Though they may not be politically correct by today’s standards, Churchill’s thoughts on Islam are striking, and worthy of consideration in light of circumstances which seem to persist into the modern era:

How dreadful are the curses which Mohammedanism [Islam] lays on its votaries! Besides the fanatical frenzy, which is as dangerous in a man as hydrophobia in a dog, there is this fearful fatalistic apathy. The effects are apparent in many countries. Improvident habits, slovenly habits, slovenly systems of agriculture, sluggish methods of commerce, and insecurity of property exist wherever the followers of the Prophet rule or live.
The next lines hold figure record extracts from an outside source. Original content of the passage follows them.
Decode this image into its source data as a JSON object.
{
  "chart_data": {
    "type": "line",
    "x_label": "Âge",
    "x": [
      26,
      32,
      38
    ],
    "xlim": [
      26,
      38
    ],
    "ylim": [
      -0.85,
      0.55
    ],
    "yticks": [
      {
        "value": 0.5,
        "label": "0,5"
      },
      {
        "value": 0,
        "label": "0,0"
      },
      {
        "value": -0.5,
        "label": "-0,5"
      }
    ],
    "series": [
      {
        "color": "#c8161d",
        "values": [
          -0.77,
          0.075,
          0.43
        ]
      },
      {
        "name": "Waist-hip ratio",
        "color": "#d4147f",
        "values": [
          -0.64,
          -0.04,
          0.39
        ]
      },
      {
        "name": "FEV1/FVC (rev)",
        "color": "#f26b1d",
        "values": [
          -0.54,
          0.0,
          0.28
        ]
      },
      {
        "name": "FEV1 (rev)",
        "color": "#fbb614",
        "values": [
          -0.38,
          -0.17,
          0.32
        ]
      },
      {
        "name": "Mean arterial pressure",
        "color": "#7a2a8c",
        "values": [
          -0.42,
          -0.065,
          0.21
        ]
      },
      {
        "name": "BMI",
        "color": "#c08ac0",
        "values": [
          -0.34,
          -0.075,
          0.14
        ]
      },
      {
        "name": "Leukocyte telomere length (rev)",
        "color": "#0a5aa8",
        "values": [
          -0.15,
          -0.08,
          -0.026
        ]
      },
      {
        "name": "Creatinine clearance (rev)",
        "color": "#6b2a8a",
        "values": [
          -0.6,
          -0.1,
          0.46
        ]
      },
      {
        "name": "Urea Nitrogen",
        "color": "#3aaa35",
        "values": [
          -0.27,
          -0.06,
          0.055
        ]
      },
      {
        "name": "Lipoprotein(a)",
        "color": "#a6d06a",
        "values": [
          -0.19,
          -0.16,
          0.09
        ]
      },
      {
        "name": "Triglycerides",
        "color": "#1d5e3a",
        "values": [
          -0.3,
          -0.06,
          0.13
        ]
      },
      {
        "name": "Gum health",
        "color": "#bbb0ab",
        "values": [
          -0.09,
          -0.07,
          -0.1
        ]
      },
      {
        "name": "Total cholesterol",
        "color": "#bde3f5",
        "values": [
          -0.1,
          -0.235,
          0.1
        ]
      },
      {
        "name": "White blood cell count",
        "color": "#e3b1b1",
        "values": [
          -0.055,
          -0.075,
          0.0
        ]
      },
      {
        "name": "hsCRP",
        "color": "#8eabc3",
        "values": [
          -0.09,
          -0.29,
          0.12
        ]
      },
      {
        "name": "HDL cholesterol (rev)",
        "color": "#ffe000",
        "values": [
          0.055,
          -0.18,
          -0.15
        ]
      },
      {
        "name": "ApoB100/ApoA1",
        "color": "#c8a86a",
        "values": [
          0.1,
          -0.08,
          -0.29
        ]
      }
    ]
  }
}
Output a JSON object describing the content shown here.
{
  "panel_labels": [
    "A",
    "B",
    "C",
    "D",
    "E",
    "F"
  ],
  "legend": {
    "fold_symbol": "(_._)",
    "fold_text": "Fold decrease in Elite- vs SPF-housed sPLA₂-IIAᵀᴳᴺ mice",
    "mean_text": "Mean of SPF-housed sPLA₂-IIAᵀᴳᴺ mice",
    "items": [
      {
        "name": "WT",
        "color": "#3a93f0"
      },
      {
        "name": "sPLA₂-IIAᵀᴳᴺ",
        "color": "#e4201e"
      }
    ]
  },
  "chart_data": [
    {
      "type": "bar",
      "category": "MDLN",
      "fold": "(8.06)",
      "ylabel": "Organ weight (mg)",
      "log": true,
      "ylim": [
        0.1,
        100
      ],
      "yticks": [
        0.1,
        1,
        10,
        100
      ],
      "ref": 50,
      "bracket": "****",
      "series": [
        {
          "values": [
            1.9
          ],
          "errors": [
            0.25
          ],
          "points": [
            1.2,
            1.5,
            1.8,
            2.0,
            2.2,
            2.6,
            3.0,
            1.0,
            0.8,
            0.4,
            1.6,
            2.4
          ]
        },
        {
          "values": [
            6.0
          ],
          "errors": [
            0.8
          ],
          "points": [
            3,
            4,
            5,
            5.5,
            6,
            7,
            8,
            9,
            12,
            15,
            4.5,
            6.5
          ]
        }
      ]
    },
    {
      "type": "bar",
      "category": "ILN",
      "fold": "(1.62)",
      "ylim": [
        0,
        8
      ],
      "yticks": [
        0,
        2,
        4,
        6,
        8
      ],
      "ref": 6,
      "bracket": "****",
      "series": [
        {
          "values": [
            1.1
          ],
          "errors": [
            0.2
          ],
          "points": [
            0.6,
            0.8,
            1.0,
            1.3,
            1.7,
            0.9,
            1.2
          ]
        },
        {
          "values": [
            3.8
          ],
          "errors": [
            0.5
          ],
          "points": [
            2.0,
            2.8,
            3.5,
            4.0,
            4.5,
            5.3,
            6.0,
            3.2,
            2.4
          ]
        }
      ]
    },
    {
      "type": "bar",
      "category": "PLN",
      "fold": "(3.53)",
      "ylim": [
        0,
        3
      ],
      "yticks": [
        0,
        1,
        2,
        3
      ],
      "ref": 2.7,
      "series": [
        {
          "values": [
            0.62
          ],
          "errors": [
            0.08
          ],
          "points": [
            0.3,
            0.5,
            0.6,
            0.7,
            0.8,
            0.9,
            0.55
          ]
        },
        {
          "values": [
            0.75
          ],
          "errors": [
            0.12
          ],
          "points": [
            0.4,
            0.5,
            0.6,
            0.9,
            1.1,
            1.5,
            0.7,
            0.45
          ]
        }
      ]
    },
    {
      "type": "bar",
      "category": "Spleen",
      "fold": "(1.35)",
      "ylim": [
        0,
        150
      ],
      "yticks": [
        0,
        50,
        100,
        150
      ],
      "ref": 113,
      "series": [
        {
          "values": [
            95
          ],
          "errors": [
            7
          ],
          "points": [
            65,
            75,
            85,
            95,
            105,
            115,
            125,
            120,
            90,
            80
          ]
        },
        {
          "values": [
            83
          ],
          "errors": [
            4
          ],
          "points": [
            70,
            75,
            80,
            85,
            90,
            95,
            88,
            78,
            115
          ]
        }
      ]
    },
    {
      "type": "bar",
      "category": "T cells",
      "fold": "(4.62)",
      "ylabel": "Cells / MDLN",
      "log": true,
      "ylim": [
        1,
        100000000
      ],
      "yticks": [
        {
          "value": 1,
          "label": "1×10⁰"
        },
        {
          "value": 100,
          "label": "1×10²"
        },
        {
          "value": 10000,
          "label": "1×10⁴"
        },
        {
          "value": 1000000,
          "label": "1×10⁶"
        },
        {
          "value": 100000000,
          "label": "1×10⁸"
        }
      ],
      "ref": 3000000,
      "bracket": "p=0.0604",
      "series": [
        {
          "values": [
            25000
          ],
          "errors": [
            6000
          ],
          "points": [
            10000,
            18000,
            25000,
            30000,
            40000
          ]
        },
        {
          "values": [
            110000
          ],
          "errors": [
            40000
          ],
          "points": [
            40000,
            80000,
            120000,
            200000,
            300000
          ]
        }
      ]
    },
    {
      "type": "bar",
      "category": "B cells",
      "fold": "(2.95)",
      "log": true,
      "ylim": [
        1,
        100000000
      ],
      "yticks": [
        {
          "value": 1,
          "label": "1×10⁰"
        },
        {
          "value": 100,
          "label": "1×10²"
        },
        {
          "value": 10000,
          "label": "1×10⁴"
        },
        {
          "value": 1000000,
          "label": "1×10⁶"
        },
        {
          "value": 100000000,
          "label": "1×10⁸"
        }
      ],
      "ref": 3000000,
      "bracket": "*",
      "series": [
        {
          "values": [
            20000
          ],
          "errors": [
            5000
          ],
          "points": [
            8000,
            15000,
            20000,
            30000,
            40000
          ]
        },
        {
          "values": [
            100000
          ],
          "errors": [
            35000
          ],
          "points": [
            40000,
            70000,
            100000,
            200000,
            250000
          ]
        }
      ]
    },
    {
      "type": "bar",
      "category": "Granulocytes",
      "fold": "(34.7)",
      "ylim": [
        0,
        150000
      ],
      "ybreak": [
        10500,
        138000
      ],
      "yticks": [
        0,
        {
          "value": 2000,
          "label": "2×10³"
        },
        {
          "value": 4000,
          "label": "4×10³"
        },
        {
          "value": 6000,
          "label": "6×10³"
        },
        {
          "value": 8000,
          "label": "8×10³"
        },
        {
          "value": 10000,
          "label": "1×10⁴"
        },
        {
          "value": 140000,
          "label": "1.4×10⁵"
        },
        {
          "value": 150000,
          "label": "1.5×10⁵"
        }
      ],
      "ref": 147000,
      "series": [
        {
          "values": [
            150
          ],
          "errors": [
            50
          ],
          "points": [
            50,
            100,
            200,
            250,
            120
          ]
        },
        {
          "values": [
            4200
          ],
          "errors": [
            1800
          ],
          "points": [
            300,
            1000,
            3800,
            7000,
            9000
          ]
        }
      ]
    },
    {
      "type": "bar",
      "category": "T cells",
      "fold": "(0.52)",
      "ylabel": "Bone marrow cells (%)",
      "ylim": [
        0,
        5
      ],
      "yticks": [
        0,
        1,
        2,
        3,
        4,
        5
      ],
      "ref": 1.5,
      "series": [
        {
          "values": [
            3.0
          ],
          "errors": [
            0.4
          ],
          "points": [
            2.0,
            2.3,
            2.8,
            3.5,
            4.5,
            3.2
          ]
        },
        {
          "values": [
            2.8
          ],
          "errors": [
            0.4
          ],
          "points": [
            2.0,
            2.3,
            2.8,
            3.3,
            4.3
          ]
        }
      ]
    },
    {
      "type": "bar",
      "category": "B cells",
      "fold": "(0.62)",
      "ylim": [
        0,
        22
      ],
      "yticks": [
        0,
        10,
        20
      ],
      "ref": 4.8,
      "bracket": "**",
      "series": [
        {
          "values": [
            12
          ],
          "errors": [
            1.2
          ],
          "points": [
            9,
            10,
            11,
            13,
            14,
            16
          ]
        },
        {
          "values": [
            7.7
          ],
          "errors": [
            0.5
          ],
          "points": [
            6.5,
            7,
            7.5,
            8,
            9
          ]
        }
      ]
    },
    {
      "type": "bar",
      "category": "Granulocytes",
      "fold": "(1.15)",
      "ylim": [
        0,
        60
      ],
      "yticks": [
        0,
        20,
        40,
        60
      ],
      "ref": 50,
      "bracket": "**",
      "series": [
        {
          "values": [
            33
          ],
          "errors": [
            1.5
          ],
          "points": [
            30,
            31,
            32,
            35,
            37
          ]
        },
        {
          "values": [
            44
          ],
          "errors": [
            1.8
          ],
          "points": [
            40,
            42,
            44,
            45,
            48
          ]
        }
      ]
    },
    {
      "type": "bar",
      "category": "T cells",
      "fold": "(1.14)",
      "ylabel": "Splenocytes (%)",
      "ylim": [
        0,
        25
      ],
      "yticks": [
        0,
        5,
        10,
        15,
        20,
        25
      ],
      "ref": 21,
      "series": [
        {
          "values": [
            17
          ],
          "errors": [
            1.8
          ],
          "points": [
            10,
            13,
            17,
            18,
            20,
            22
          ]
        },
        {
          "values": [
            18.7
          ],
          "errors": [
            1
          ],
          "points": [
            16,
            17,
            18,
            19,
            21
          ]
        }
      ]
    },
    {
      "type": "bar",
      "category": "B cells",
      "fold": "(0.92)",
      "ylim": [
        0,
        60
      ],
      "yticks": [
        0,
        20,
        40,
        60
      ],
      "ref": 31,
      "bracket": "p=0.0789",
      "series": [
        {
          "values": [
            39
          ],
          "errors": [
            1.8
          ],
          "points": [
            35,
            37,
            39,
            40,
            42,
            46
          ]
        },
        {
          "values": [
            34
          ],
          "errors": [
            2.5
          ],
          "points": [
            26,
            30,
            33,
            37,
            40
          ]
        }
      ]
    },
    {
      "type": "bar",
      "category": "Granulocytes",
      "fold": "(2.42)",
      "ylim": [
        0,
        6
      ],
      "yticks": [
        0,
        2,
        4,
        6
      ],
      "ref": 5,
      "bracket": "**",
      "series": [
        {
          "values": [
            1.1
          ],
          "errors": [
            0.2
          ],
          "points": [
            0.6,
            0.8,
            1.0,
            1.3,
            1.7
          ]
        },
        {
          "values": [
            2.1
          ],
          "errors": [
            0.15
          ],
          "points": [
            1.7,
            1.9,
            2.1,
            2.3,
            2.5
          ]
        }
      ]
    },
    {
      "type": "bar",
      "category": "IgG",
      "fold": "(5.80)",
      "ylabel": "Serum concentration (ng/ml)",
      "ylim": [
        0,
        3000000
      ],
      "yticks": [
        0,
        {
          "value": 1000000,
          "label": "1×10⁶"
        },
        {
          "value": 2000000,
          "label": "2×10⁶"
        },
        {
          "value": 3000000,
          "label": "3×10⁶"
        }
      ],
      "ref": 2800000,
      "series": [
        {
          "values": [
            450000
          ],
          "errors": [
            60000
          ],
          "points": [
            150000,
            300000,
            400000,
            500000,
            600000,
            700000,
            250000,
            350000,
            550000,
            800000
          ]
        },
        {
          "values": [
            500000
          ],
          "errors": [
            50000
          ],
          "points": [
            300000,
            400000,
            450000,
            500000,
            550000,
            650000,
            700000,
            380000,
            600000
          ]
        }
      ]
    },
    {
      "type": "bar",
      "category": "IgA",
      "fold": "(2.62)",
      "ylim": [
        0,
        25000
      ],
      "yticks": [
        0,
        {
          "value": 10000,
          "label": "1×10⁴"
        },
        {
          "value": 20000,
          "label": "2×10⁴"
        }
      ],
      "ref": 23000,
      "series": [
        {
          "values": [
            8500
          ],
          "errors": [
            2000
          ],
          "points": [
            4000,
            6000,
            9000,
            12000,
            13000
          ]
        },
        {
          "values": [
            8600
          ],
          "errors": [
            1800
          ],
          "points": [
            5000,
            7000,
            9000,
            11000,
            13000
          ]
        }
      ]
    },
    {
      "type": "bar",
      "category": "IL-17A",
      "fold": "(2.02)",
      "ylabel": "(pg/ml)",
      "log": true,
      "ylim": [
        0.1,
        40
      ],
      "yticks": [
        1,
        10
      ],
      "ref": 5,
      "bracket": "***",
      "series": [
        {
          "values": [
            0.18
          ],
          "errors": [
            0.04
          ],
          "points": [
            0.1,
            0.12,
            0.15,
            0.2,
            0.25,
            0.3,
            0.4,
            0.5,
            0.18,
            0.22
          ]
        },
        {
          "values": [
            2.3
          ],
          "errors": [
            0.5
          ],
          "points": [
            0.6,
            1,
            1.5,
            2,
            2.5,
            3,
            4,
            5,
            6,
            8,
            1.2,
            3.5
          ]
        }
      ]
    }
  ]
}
A degraded sensualism deprives this life of its grace and refinement; the next of its dignity and sanctity. The fact that in Mohammedan law every woman must belong to some man as his absolute property—either as a child, a wife, or a concubine—must delay the final extinction of slavery until the faith of Islam has ceased to be a great power among men. Individual Muslims may show splendid qualities. Thousands become the brave and loyal soldiers of the Queen: all know how to die: but the influence of the religion paralyzes the social development of those who follow it. No stronger retrograde force exists in the world. Far from being moribund, Mohammedanism is a militant and proselytizing faith. It has already spread throughout Central Africa, raising fearless warriors at every step; and were it not that Christianity is sheltered in the strong arms of science…the civilization of modern Europe might fall, as fell the civilization of ancient Rome. [Emphasis is Churchill’s][1]

I didn’t say it. Churchill did.

SOURCES

[1]Winston Churchill, The River War: An Historical Account of the Reconquest of the Sudan, Volume II (New York: Longmans, Green, and Co., 1899), 248-50.